Faster way to loop through a data-frame? #490

aramcb · 2017-06-11T20:25:07Z

Hello,

I have a data frame where one column is a list of time-stamps. I need to annotate which time-stamps are valid or not, depending on whether or not they are close enough to another list of valid time-stamps. For this I have a helper function.

What I've tried to do is loop through the entire data-frame using a for loop with this helper function. However....it's REALLY slow. Is there a better way to do this??

The issue is that I have 100s of rows in my data-frame and 100s of elements in my list of valid-time stamps.

Which means every row of my data-frame involves going through 100s of elements in another list. 100^100 is too big.

Thank you!

df.zip

ghost · 2017-06-11T20:33:44Z

Is there a reason you couldn't vectorize it using the ifelse() function?

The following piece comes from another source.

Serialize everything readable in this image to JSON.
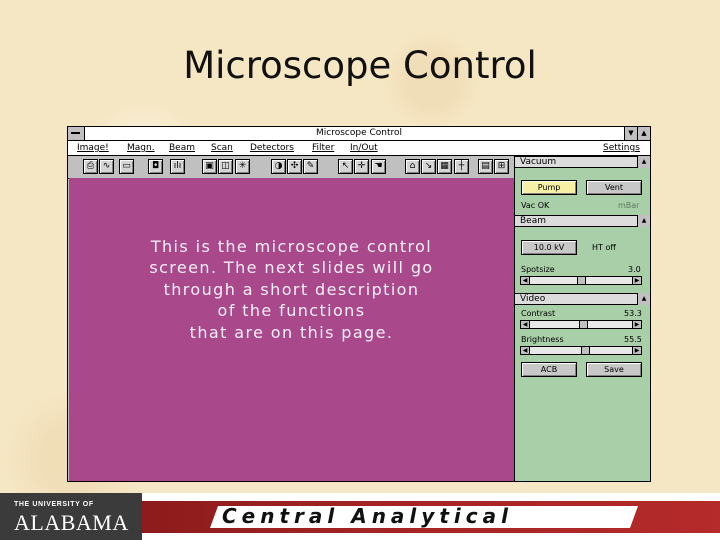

Sent from my Google Pixel using FastHub

aramcb · 2017-06-11T21:00:28Z

Hello @philstraforelli, Thank you for the suggestion!

Ifelse() is good for creating a list of yes/no based on an evaluation of a test_expression. I want to modify an entry in each row if it passes my criterion. How would I do that with ifelse() ?

The issue is that I have 100s of rows in my data-frame and 100s of elements in my list of valid-time stamps.

Which means every row of my data-frame involves going through and cross-comparing the individual row's time-stamp with each of 100s of elements in another list.

jennybc · 2017-06-11T21:32:40Z

This question is hard to answer w/o seeing a little example that actually runs and has the same structure as your problem, but on a really tiny scale. Agree with @philstraforelli that there is likely a vectorized solution but it's hard to say in the abstract.

aramcb · 2017-06-11T22:47:34Z

@jennybc and @philstraforelli --> corrected example code below!
Hi @jennybc and @philstraforelli , thank you. I've tried to describe my problem below -- hopefully this will clarify my issue!

valid_times <- c(219.934, 229.996, 239.975, 249.935, 259.974) (really though, this list is hundreds of elements long)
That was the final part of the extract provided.